Lawyers representing 30 Occupy defendants argued to a three-judge panel that the arrests and the city’s park curfew should be thrown out as unconstitutional violations of the First Amendment rights to free speech and assembly.
“The city can’t just say we’re going to close this public forum,” attorney Bill Salmon said at the hearing, which had been delayed three months to let the City Attorney’s Office enter the case.
Daniel Nee, a litigation attorney for the city, countered that Gainesville could put a reasonable restriction on free speech as long as it served a justifiable government purpose.
In the case of the plaza and other parks, access is restricted after 11:30 p.m. in order to protect against crime, to prevent overuse and to keep down on noise, Nee argued.
He said the prohibition was a “classic content neutral regulation” that applied not just to those engaging in political speech but to anyone who might use a park, whether it be for a festival, a picnic or a soccer game.
Gainesville ordinances list the Bo Diddley Downtown Community Plaza as one of approximately 70 city parks. The city prohibits anyone from remaining in those parks between 11:30 p.m. and 6:30 a.m. — unless different hours are posted at the park. In the case of the downtown plaza, access is restricted until 7 a.m.
County judges Walter M. Green and Thomas M. Jaworski questioned if the plaza, as the downtown public square, was not unique among the city’s parks. The plaza, Jaworski noted, was not fenced off and was “centrally located ... in the heart of downtown.”
The Occupy case involves arrests and notices to appear for trespassing from Oct. 14, Oct. 27 and Nov. 12, 2011.
About 10 of the 30 defendants attended Tuesday’s approximately five-hour hearing. Several wore red and black Occupy Gainesville T-shirts. Annette Gilley was one of the defendants who took the stand. Gilley was arrested twice after for trespassing last fall after she would not heed police warnings to leave the plaza.
“I was sure I had the right to be there,” she testified.
On the stand, Gilley recalled being arrested as she stood on top of the speaker’s stone, a rock pedestal in the park with the First Amendment etched on it. She noted that the right to free speech was “literally carved in stone” in the park.
Several Gainesville police officers testified for the prosecution.

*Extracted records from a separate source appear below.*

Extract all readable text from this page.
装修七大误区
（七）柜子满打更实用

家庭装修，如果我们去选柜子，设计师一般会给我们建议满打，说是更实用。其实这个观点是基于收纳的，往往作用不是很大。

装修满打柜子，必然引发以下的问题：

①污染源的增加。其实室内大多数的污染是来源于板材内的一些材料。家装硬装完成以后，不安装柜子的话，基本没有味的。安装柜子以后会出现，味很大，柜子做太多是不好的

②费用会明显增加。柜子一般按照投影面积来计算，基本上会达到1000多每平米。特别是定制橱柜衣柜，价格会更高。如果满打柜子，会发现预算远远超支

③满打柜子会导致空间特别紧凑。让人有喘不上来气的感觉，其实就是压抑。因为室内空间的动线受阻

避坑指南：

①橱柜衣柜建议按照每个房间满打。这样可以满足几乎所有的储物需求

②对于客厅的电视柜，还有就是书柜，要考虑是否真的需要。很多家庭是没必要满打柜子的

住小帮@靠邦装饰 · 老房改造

They recalled distributing maps that showed the plaza’s boundaries to some members of Occupy Gainesville and giving warnings before issuing citations or making arrests.
Attorneys for the occupiers argued that there was subjective and uneven police enforcement of the ordinance since passing through the plaza is allowed while sitting, sleeping or standing still in it is prohibited.
Gainesville Police Officer Jeffrey Guyan said that was his interpretation of how the ordinance was to be enforced. He recalled telling some Occupy Gainesville members that while other members of the movement were being arrested for trespassing. They responded, he said, by picking up signs and walking back and forth from one side of the plaza to the other. None of them were arrested, Guyan said.
“You could walk all night as long as you went from one side to the other,” Guyan said.
The judges made no decision Tuesday on the motion to dismiss all charges and attorneys for both sides have until Nov. 13 to submit additional legal arguments in writing.
Across the country, some Occupy movements have won legal battles of late. In September, a judge threw out more than 90 arrests in Chicago after ruling that the city’s park curfew and the way police applied it were both unconstitutional, according to the Chicago Tribune.